Yesterday when I left my building late, Ground Zero was dark in front of the two beams of blue light shooting up from downtown to commemorate 9/11. Looking up at them from way down here where they began, those light beams seemed to be symbols not of the twin towers themselves, steel and glass and magnificent height, but instead of the people who hold up cities, nations, families, marriages, hospital wards...and anything else that needs holding up or prodding on. In that dark instant when I first saw them they made me think of my two parents. Two perfectly parallel beams of light in the lives around them, each one on their own path, never crossing or blending but always next to one another on their way up to where they burst into blue flame of light on contact with an overcast sky.
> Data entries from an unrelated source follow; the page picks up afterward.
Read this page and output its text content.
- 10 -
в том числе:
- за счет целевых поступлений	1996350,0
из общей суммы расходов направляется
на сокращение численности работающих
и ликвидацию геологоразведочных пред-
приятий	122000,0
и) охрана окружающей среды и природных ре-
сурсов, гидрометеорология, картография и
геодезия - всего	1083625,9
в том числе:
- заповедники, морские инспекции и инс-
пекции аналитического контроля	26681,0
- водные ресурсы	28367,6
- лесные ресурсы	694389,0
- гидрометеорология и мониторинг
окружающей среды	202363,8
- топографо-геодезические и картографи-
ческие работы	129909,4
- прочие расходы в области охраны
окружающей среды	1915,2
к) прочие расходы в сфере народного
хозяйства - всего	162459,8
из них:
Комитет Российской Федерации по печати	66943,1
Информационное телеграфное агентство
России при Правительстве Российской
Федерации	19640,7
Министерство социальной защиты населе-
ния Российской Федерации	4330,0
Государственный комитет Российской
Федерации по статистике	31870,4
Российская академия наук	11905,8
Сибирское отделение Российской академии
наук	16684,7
I couldn't see where these spotlights began – and if I could, the site would no doubt look just like regular spotlights, not divine orbs or shooting stars – regular old cheap casino spotlights shooting up inspiration among the construction rubble of human struggle, triumph, cigarette butts, coffee cups and all the rest. But out of this they still create these brilliant lights that are visible to everyone in the city. Near and far, New Yorkers see those lights and they remember that this is their city – our city. Everything from the filthy sidewalks to the gorgeously lit peak of the empire state. Its theirs and they help it to keep on changing, keep on moving, keep on keeping on. The currents of our lives carrying us through these places we wish so hard would hold the water weight of our memories. If they could hold our memories for us, then we could swim back to the way it was, to remember past happinesses, because things were so different then. But rivers leave no marks, no trails, no footsteps in the sand or blood stains on their ripples. You can tread water against the current and look back for them forever or you can keep your feet out in front of you to brace the rapids, the way they tell you to do in river rafting if you ever fall out of a raft in white water. And so I watch the PATH train rumbling rudely and thoughtlessly behind those holding silent vigil amidst the mounds of dirt and construction. In some mean, toothy way, it is just New York's way of giving them what they came back for... "Another" morning that refuses to sit still.